Over the millennia, concrete prepared by the Romans using lime, pozzolona, and aggregates has survived giving proof of its durability. The Roman cement and the small artifacts were made using knowledge of geopolymer techniques. [Carraher, C., and Pittman, C., (2009), Nugteren, H., “Geopolymers” (2008)]
The aging infrastructure is one of the most serious problems faced by society today. For the United States, the 20th century was one of unprecedented population growth, economic development, and improved quality of life. The infrastructure systems [Pinkas, J., (2005), Duxson, P., Fernandez-Jimenez, A., Provis, J., Lukey, G., Palomo, A., van Deventer, J., (2007)] water, wastewater, power, transportation, and telecommunications – built in the 20th century have become so much a part of modern life. Large segments and components of the nation’s critical infrastructure systems including steel and reinforced concrete structures are now 50 to 100 years old and are now compromised. In the past decades, professionals focused primarily on new construction but today as much of the aging infrastructure reaches the end of its designed lifetime, the emphasis is on maintaining and extending the life of these valuable assets.

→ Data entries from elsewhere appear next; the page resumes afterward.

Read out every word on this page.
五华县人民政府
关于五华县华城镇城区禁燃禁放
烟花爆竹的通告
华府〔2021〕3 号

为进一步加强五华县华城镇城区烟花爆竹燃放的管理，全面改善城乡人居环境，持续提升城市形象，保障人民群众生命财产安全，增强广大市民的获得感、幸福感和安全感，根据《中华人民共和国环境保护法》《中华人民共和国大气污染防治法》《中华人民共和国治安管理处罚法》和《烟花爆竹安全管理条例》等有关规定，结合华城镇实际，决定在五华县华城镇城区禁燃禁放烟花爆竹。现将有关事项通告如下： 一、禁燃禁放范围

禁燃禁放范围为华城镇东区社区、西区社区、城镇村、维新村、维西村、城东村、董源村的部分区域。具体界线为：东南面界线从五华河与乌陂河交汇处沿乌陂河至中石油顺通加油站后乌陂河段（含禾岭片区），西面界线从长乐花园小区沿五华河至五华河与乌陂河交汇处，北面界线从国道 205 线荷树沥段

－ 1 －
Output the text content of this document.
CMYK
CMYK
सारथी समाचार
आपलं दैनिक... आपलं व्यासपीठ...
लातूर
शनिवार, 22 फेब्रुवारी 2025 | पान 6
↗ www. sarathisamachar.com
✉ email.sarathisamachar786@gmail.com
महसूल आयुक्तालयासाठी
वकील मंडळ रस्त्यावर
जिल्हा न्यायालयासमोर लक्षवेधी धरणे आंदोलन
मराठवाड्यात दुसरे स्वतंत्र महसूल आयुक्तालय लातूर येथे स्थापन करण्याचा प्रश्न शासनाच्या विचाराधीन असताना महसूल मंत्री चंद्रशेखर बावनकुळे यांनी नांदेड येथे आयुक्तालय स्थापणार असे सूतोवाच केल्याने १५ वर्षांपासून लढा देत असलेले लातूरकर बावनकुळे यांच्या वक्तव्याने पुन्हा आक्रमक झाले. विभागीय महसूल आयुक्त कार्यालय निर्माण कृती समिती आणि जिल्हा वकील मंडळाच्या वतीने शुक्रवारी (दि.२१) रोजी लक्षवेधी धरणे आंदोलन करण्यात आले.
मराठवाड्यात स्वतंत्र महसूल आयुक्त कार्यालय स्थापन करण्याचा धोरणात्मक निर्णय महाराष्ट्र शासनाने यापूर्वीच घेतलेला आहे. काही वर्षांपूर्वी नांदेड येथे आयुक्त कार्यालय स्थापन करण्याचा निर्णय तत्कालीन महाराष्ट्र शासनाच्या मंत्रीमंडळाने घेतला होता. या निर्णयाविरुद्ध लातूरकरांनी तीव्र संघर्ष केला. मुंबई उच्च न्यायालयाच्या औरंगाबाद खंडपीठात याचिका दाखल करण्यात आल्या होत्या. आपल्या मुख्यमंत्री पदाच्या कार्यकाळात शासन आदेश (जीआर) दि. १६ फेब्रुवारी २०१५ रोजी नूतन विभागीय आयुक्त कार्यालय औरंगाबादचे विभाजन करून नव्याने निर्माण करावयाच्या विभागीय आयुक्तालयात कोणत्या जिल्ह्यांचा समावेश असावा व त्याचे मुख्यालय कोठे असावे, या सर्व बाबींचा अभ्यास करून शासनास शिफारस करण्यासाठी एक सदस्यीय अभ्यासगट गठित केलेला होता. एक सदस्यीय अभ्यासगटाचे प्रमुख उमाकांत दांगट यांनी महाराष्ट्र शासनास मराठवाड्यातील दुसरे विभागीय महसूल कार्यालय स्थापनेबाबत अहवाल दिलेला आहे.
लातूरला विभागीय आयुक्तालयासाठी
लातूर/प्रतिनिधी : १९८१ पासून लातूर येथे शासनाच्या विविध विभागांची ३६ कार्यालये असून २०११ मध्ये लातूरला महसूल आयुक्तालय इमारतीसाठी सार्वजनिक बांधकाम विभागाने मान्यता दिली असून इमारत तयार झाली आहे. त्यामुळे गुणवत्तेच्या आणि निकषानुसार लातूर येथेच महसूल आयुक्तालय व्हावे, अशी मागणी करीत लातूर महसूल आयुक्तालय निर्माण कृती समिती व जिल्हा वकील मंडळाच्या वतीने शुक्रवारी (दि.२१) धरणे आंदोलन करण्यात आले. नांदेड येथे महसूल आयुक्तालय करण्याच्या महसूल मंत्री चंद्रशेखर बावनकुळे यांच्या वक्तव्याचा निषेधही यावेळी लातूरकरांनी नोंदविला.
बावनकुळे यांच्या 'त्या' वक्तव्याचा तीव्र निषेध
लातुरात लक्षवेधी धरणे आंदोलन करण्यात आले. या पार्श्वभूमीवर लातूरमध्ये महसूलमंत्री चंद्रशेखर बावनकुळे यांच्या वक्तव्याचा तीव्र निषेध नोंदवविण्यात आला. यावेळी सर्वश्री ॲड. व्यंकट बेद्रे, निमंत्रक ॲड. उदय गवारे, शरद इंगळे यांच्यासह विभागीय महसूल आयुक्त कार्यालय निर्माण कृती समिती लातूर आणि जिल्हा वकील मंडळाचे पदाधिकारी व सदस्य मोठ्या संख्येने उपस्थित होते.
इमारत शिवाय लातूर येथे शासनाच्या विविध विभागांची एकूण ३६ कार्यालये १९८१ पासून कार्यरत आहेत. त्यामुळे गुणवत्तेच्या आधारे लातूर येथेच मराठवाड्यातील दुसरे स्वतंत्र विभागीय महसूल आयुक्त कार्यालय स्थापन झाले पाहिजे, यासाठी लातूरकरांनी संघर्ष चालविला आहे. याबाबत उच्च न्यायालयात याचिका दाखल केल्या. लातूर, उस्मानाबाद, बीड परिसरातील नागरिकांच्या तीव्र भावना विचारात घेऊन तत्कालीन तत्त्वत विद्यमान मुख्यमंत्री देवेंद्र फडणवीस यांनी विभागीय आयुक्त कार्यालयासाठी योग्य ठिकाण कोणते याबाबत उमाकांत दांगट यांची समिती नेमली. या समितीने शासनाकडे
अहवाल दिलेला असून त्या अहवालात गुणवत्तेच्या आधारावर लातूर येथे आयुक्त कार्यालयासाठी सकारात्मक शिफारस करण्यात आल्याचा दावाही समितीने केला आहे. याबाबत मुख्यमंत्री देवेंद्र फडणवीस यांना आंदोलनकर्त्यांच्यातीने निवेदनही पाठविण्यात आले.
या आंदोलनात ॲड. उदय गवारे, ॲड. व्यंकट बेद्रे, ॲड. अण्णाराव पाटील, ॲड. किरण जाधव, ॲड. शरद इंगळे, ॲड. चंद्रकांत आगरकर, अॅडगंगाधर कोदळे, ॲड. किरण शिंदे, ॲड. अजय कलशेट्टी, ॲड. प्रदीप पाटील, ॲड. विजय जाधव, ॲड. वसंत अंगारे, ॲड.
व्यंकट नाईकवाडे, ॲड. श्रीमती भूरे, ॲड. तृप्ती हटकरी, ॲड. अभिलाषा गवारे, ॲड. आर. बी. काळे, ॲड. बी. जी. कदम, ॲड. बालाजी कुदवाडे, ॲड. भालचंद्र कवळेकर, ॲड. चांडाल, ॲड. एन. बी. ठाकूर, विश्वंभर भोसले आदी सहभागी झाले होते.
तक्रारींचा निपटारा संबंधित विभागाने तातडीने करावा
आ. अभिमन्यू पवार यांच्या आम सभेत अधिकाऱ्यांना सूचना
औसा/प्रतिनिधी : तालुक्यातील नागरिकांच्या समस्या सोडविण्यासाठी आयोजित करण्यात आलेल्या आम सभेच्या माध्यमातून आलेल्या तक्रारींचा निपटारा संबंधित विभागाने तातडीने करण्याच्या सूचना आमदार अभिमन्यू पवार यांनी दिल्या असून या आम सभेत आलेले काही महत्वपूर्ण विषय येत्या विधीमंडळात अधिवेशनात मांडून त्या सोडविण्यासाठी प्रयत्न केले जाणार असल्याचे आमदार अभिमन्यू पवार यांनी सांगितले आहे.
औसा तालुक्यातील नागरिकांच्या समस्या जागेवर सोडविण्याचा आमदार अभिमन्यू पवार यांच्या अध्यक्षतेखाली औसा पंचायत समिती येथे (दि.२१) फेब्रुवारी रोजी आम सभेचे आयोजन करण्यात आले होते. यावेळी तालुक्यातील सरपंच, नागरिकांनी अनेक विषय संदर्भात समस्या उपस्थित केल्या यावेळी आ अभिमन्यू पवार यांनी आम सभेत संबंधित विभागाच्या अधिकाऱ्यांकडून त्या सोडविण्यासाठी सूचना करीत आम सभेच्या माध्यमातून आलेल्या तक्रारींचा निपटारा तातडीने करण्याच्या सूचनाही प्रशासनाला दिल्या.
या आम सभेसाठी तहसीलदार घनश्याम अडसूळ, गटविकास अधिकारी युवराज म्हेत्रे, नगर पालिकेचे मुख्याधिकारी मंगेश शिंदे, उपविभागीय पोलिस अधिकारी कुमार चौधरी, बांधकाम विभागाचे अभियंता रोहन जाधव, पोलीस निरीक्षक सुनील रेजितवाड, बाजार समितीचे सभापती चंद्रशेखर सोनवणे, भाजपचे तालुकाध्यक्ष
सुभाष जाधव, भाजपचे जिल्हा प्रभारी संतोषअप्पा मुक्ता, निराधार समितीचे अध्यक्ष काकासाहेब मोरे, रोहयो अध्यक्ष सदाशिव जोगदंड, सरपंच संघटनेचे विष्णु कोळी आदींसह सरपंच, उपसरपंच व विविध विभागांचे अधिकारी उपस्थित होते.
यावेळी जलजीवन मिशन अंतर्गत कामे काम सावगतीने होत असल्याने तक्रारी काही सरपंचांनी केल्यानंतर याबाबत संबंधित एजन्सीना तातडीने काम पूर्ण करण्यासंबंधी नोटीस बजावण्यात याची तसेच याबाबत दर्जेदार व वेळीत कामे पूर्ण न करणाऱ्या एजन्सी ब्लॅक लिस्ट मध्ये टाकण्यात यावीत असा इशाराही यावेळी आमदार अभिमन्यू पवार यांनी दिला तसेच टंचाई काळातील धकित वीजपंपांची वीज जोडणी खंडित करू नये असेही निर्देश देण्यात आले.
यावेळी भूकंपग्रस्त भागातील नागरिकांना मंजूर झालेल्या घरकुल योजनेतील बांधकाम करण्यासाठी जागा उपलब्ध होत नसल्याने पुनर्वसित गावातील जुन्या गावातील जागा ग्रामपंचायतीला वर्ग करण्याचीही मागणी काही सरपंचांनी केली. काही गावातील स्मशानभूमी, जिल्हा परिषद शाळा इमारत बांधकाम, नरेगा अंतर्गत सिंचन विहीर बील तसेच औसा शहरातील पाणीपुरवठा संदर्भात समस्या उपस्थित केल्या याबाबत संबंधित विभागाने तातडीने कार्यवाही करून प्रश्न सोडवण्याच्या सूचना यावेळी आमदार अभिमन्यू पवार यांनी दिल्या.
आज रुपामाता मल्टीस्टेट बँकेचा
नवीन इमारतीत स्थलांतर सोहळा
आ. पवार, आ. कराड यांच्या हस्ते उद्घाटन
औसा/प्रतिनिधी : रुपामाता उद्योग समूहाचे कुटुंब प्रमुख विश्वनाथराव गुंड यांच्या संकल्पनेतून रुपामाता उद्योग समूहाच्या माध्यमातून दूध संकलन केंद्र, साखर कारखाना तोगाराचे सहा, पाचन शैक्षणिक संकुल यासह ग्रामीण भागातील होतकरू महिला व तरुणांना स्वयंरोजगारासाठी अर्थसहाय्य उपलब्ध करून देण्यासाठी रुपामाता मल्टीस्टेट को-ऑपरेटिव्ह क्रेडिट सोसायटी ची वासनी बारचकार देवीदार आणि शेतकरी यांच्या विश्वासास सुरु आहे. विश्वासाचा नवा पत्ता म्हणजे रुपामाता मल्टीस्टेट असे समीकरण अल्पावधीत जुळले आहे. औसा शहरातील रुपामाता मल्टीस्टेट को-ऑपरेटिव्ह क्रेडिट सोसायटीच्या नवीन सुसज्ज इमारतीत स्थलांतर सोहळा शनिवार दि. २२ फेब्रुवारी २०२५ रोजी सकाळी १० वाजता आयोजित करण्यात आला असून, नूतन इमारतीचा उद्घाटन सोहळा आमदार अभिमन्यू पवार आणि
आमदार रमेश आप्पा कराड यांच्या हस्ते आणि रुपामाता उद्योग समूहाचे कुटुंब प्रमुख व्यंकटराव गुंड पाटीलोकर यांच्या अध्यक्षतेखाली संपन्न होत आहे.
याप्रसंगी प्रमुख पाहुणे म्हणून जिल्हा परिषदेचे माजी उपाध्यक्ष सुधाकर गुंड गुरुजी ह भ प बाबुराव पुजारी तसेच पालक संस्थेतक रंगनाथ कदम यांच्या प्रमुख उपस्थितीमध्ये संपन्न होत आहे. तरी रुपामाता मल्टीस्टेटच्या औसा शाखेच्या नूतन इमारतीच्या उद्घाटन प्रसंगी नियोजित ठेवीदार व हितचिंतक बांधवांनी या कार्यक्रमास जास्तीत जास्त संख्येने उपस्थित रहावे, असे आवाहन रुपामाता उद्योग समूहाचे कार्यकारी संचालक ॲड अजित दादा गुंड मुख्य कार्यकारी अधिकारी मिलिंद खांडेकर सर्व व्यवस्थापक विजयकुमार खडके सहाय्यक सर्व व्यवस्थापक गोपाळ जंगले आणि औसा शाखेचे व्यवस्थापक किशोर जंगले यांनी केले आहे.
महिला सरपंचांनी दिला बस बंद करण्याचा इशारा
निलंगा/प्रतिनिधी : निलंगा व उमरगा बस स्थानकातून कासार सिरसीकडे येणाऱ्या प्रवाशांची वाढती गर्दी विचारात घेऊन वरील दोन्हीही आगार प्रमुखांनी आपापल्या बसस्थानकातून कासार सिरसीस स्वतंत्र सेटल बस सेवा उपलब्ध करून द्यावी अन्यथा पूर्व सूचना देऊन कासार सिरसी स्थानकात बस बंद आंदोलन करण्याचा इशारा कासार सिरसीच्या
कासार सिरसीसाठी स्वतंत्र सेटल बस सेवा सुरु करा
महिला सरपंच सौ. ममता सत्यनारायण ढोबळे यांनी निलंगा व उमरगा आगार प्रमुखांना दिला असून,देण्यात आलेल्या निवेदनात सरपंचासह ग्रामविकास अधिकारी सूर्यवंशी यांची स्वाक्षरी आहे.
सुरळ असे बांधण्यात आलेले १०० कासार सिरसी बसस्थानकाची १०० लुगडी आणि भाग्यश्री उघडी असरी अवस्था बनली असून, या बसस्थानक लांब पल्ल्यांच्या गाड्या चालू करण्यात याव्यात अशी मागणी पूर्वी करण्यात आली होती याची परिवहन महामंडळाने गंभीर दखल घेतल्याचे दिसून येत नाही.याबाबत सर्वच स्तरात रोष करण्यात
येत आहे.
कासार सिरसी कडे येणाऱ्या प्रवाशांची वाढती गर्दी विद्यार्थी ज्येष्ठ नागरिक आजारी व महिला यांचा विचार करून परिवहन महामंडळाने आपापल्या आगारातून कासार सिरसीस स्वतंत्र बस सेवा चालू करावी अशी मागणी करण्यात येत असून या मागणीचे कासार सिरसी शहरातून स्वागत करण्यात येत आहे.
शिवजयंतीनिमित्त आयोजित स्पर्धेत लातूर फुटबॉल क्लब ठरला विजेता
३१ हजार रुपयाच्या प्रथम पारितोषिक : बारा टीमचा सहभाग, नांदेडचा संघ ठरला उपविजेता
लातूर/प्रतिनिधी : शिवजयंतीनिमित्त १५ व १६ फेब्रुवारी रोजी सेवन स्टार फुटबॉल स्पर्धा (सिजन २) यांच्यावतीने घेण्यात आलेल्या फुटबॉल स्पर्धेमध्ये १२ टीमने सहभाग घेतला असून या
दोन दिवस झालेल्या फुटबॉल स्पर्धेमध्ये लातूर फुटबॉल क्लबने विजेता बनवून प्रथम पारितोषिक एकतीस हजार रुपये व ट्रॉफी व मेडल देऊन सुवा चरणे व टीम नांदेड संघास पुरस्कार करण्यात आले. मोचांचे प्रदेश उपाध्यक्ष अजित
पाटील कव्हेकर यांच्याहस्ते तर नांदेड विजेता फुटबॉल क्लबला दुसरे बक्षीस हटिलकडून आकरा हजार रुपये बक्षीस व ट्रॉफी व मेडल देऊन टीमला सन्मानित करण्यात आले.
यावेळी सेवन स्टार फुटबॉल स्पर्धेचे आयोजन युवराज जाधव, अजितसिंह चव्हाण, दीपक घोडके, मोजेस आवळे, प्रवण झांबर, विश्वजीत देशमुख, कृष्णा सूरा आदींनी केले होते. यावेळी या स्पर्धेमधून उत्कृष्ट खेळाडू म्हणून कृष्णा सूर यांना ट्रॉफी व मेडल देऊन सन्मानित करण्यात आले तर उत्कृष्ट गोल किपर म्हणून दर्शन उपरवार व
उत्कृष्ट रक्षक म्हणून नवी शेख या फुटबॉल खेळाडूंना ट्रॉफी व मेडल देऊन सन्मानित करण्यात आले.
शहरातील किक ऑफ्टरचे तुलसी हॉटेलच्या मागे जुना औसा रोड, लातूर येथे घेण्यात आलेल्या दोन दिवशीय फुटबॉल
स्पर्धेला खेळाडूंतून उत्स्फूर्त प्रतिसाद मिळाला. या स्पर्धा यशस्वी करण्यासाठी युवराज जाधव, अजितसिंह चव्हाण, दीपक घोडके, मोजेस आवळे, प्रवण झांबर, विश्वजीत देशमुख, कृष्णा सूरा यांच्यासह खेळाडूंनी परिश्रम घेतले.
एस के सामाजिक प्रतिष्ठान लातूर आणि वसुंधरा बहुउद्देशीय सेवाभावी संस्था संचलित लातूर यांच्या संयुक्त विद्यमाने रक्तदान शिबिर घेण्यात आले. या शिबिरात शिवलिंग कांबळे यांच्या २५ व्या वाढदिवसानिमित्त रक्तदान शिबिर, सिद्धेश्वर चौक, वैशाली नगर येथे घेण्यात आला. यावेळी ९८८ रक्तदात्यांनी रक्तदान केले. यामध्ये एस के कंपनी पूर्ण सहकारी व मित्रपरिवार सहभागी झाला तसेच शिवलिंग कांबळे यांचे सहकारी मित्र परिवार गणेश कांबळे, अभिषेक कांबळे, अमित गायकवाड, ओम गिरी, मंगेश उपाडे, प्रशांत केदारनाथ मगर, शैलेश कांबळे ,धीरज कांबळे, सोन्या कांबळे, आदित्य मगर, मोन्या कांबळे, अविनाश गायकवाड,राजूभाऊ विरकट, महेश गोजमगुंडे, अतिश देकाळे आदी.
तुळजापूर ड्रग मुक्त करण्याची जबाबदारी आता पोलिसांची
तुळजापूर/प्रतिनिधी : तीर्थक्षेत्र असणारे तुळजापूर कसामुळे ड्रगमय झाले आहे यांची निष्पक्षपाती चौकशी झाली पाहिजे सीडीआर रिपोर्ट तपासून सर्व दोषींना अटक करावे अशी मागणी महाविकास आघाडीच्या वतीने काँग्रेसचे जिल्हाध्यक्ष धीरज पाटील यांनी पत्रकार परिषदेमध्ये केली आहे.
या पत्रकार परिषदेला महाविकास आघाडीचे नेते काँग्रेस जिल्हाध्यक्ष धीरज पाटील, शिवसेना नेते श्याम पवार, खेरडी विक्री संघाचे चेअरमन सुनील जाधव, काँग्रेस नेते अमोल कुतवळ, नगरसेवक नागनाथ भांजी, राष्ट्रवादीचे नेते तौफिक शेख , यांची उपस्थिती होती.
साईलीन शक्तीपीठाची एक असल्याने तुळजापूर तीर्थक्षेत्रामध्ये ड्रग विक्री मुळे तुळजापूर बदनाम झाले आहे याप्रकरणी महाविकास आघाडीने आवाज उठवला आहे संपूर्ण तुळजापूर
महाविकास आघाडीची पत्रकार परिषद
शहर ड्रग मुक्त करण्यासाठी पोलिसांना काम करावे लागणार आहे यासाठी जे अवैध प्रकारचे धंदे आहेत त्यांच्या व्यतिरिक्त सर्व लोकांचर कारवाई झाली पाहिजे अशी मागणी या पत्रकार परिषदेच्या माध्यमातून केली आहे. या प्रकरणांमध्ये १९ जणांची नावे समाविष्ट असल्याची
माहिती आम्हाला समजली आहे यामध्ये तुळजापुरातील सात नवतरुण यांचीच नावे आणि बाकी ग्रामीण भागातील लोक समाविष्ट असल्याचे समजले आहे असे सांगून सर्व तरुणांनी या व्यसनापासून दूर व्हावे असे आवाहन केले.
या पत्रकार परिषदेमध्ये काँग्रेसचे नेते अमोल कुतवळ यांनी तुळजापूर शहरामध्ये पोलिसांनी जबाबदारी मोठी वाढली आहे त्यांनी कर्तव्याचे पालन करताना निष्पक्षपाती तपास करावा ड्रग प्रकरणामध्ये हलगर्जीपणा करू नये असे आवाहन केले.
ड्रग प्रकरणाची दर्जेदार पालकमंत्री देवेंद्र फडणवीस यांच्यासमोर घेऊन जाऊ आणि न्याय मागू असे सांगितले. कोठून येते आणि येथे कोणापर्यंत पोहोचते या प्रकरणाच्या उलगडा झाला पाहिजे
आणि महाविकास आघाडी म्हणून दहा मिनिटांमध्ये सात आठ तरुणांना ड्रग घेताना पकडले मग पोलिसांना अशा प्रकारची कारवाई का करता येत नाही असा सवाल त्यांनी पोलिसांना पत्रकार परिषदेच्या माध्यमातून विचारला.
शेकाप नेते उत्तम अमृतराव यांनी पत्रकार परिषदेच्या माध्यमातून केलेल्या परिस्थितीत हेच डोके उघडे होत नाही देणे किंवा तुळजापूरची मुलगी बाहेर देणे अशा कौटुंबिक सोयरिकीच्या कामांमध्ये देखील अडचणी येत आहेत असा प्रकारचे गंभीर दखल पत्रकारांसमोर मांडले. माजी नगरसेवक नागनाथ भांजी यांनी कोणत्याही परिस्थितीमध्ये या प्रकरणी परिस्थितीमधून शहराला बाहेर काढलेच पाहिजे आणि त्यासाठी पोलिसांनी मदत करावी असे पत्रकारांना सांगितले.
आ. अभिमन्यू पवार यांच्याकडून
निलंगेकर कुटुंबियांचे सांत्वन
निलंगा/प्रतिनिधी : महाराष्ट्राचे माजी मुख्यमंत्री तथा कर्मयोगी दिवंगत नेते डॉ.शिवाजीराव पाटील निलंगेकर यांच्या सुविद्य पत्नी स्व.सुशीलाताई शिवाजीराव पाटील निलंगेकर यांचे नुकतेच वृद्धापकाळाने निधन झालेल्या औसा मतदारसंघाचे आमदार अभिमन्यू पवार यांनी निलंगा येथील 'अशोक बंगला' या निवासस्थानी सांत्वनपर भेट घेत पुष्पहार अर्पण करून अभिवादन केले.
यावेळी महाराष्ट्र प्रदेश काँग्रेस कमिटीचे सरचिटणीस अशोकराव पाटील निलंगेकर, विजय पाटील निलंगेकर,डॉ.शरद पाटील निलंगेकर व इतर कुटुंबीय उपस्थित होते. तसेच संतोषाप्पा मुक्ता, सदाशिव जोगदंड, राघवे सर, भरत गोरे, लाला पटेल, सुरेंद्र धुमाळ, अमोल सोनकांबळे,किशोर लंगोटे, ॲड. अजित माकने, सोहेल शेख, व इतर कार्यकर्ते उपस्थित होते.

For the nation to meet the challenges of the 21st century, a new paradigm of innovative materials is needed from which practical and cost-effective solutions can be developed that will lead to resilient, cost-effective, and environmentally sustainable infrastructure systems. The U.S. Federal Highway Administration (FHWA) released a break-through 2-year study in 2002 on the direct costs associated with deterioration of infrastructure due to metallic corrosion in nearly every U.S. industry sector, from infrastructure and transportation to production and manufacturing. Initiated by National Association for Corrosion Engineers (NACE) and mandated by the U.S. Congress in 1999 as part of the Transportation Equity Act for the 21st Century (TEA-21), the study provides current cost estimates for the time and identifies national strategies to minimize the impact of corrosion on infrastructure. The study [Kosslick, H., and Fricke, R., (2007)], entitled “Corrosion Costs and Preventive Strategies in the United States,” was conducted from 1999 to 2001 by CC Technologies Laboratories, Inc., with support from FHWA and NACE. Results of the study show that the total annual estimated direct cost of corrosion in the U.S. is a staggering $276 billion-approximately 3.1% of the nation’s Gross Domestic Product (GDP). It reveals that, although corrosion management has improved over the past several decades, the US must find more and better ways to encourage, support, and implement optimal corrosion control practices. New or improved multi-functional materials need to be developed to provide for increased service life of infrastructure, security, and safety elements of the critical infrastructure.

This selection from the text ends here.